Amos seemed to think of sacrifices and burnt-offerings as mere formalities which distracted men's attention from the thing of real importance, namely, just and righteous dealing between man and his neighbor.
There was another prophet who lived a little later than Amos. Perhaps as a youth he heard Amos speak. This was Hosea, who probably came from Gilead east of the Jordan. This man saw even deeper into the truth of religion than Amos, and his messages wonderfully completed and rounded out the great true words which the older prophet had so bravely spoken.
The Good and the Evil in the Old Sacrifices
The old religion of sacrifices was by no means wholly evil. When a family in those days sat down to a happy feast and gave some of everything in gratitude to Jehovah, God really was there, not in the sacred rock, but in their love for one another and for him. When they poured out libations and burned fat on the altar, God was indeed glad, not because of the smell of the smoke or because he enjoyed drinking the blood, but because his children were grateful.
Wrong ideas of God.—On the other hand, these sacrifices, when misunderstood, tended to give people a wrong idea of God as one who was greedy for food and gifts. There was the greater danger of this wrong idea because of the character of the priests who were supposed to represent Jehovah. Many of them were very greedy indeed. The story of Eli's sons in 1 Samuel 2. 12-17 is an illustration. The priests were supposed to receive for their own personal support a part of all the gifts which were brought to the shrine. But the sons of Eli made it the rule that whatever came out of the meat kettle on a three-pronged fork stuck in by the priest should belong to him. Very often, it is plain, the priest got everything. And naturally the people came to think of Jehovah as like his priests—as a Being who cared only for gifts.

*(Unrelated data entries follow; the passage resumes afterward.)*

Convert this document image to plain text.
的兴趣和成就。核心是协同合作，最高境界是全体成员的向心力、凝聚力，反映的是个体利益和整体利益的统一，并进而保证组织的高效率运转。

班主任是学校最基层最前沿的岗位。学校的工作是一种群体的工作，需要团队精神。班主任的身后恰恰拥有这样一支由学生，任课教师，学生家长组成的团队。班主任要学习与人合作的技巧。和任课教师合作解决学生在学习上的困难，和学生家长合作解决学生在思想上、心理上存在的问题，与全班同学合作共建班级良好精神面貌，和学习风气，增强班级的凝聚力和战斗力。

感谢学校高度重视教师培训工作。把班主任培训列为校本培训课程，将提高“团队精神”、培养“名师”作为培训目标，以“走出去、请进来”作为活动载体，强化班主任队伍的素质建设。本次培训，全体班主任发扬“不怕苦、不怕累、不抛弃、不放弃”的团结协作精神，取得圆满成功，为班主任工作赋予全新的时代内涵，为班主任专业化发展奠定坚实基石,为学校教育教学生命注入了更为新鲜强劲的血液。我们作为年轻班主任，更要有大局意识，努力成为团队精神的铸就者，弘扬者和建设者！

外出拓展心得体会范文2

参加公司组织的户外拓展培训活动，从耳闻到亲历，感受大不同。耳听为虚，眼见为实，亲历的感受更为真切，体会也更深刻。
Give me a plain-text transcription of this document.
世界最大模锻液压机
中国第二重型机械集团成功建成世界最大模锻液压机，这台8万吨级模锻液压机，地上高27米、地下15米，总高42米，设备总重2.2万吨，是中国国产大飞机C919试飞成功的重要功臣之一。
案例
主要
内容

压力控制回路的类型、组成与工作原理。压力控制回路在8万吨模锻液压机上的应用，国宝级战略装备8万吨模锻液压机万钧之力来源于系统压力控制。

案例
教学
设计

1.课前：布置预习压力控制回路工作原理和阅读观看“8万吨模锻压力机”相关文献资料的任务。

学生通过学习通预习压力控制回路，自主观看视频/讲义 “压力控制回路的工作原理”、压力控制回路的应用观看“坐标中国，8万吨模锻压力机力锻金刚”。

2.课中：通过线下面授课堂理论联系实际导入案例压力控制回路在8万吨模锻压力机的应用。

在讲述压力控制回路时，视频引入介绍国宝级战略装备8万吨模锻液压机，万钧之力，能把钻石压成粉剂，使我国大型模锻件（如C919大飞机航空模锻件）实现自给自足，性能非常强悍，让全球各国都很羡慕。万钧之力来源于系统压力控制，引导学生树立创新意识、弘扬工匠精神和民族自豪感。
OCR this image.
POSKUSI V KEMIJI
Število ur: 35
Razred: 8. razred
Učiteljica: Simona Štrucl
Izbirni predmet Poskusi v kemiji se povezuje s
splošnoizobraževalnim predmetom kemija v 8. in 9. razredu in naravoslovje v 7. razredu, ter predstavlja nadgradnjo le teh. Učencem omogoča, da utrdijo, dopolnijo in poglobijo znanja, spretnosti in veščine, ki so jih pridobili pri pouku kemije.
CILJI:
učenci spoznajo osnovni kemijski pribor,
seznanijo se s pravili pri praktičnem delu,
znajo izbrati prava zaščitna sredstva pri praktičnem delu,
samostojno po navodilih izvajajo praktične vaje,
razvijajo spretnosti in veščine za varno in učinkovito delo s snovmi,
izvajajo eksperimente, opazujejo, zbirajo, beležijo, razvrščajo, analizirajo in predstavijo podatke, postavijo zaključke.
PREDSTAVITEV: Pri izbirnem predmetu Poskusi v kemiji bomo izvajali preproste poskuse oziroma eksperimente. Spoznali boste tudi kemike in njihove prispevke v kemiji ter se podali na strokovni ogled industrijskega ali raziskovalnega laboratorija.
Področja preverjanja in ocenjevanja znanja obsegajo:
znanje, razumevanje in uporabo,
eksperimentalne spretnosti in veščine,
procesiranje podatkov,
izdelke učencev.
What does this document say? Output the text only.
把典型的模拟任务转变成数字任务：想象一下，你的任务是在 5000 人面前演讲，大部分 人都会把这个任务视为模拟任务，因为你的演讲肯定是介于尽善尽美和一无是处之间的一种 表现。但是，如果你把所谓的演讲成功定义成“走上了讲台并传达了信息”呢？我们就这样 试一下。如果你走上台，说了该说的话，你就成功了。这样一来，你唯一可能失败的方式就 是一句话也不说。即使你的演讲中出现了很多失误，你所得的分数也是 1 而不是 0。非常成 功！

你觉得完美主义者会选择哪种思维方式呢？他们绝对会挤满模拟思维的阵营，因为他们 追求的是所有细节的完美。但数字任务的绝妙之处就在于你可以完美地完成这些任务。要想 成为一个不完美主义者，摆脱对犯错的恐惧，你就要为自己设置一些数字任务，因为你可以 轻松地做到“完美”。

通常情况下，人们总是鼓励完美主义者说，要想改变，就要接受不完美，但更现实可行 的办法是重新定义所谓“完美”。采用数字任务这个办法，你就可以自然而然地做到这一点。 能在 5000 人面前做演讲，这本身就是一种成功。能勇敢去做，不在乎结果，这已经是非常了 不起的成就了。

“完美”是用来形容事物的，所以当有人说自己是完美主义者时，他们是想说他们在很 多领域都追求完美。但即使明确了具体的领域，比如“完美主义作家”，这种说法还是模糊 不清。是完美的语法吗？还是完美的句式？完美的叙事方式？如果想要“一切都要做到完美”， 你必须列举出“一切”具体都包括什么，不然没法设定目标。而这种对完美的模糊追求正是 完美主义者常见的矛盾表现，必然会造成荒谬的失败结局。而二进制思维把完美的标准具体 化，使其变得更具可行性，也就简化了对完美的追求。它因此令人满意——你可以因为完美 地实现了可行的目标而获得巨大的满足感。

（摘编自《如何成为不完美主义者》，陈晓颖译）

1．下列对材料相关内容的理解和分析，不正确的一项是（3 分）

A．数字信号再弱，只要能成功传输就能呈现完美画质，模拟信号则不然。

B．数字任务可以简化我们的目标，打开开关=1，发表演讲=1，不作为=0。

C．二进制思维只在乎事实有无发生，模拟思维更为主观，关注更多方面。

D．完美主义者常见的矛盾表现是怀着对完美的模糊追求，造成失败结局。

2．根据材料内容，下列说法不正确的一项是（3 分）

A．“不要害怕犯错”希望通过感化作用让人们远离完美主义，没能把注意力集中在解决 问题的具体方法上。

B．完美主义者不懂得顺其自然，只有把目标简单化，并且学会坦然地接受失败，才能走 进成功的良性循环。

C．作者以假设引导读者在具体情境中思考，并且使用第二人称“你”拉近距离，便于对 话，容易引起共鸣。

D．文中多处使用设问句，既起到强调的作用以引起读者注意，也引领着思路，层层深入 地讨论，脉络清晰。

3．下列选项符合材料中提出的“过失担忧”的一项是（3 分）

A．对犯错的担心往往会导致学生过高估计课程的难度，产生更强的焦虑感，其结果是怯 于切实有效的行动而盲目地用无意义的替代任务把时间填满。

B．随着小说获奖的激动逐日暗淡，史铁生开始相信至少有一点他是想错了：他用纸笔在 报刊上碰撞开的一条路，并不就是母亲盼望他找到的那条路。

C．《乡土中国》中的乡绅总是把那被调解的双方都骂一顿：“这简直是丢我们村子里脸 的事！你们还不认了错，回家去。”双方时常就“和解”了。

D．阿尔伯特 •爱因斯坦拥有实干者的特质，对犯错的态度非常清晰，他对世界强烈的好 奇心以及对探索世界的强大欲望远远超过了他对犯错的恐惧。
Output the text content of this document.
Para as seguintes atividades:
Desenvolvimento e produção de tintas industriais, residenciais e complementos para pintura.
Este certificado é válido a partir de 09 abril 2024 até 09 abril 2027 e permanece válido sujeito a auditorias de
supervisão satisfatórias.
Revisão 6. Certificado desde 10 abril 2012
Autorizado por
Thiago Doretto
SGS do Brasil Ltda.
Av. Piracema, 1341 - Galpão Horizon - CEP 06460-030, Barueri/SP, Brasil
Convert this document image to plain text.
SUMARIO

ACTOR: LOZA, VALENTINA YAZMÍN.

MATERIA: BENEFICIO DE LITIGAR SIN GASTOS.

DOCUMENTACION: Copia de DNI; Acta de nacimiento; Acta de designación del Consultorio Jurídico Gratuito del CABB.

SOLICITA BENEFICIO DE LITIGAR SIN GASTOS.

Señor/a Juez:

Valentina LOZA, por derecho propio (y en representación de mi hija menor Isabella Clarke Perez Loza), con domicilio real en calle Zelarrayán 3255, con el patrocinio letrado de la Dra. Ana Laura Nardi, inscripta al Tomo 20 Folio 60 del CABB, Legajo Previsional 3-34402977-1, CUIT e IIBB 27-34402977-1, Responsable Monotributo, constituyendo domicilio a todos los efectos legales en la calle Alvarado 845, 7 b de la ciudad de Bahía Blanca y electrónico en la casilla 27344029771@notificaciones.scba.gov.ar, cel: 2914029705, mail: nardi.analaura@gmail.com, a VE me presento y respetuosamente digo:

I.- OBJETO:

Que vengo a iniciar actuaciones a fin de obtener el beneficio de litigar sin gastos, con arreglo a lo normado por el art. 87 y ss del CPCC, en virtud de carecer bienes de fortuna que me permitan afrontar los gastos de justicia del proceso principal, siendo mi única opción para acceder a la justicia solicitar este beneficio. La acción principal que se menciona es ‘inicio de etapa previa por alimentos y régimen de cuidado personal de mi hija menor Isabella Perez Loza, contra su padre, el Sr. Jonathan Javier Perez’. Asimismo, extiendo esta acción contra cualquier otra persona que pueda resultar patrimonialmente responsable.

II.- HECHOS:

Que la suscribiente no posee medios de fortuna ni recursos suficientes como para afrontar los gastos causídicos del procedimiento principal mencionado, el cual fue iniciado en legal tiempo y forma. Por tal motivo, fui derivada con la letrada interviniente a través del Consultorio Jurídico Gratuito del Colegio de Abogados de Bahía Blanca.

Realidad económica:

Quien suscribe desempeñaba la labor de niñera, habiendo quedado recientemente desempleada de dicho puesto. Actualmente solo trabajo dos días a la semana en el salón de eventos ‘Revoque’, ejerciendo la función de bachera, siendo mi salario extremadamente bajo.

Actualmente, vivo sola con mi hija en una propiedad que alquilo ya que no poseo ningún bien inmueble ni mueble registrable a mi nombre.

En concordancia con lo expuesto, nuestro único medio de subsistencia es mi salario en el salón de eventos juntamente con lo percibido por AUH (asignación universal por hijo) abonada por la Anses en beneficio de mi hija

A worship based on greed.—The worship of such a god, or of a god who was thought of as being of such a character, would, of course, be very far from the love and adoration which we Christians are taught to offer to our Father, and was really far from the kind of worship advocated by devout Hebrews. It would be a sort of bargain-hunting worship: the people to bring gifts of the fat of lambs and libations of blood and wine, and the god to give them in return good crops of wheat and oil, and figs and grapes, and an abundance of silver and gold. If Jehovah would give these things, then worship Jehovah. If other gods and Baals would give more than Jehovah, worship them.
In short these sacrifices, as Hosea saw, were a kind of worship, and no worship is a mere formality, but is a vast influence for good or for ill. Because of these wrong ideas the sacrifices had come to be more and more an influence for evil. And you cannot have a righteous and happy human family in which men are just and kind to each other, without a true worship, growing out of a true idea of God.
Hosea's Experience and Message
This young man from the lovely, grassy plains and valleys east of the Jordan had had an experience which taught him much. He was by nature a man with a loving heart. He loved his native land with a burning patriotism. By and by there came to him, as to most young men, the experience of a passionate love for a beautiful girl. All the deep wells of tenderness in Hosea's loving heart were hers, and she became his wife. For a time they were happy; then little by little it became clear that this woman, Gomer, did not really love him as he loved her. She only wanted his money. And when she could get nothing more from him, or could get more elsewhere, she left him. She was like the woman in Kipling's poem, "The Vampire," "she did not care." It hurt Hosea. For a time the light of the whole world seemed darkened for him.
Reading a meaning in sorrow.—Then like a flash the thought came to him; Jehovah is just like me in this regard. He wants love, not gifts, from his people, a love which on their part does not fawn for other gifts from him in return, like the cupboard love of kittens purring for cream. He loves his people Israel just as I love Gomer. That is why he asks us not to worship these other gods, the Baals; not because he is jealous but because he is good. He wants us to learn a different kind of worship altogether—a worship which is not prompted by greed but by love.